Snowboarders are widely known to be carefree, but that free-spirited attitude cost American Lindsey Jacobellis the first-ever Olympic gold medal in women's snowboard cross.
The final in snowboard cross features four competitors racing against one another along a relatively narrow course that features various terrain, including jumps and even banked turns. It is not unusual to see one or more of the snowboarders fall, because they lose their balance, or even crash into one another.
In the women's final, two of the racers lost their balance and fell in the early going. American Lindsey Jacobellis, one of the best known athletes in the sport, took advantage by speeding to a huge lead. Perhaps feeling a bit too overconfident by what she thought would be an easy victory, she grabbed and twisted her board as she went over the next to last jump, but lost control and fell when she landed. A stunned Tanja Frieden of Switzerland went past and beat Jacobellis to the finish line.

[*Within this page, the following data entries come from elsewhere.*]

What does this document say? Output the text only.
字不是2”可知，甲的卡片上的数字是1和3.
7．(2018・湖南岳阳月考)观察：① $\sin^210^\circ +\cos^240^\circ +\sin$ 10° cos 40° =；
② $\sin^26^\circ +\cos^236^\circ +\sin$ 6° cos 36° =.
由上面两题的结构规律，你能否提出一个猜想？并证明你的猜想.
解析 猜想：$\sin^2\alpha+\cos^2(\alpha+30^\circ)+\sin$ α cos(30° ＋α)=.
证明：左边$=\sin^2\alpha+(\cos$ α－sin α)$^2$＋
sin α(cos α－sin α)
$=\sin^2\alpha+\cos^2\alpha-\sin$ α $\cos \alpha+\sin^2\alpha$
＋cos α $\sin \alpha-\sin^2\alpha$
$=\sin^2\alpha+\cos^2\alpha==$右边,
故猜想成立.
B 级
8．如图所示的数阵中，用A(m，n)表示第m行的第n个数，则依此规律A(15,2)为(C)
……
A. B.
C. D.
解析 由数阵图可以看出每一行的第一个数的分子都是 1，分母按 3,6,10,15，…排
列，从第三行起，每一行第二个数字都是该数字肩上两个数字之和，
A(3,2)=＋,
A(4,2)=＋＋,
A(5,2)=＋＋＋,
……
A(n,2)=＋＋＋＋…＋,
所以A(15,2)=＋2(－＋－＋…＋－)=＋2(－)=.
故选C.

Jacobellis explained what she was thinking.
"Well, I just went off the jump because I was having fun, and snowboarding is fun. And I was feeling great that I was ahead and, you know, I wanted to share with the crowd my enthusiasm. But, you know, I messed up and, oh well, it happens," she said.
Her coach, waiting at the finish line, fell over in disbelief when he saw what had happened.
Jacobellis had to field many tough questions after the event, but she says she is not bothered by the result.
"Yeah, I can move on," she added. "Its just a race. I still won a silver. That's still something to come here for. People would still trade in silver for, you know, no race at all. You know, I have a teammate who got hurt and wasn't even able to compete, so you have got to look at it that way."
Winning the bronze medal in women's snowboard cross behind American Lindsey Jacobellis was Canadian Dominique Maltais.
Snowboarding has one event remaining here the parallel giant slalom, which begins with the men's competition next Wednesday.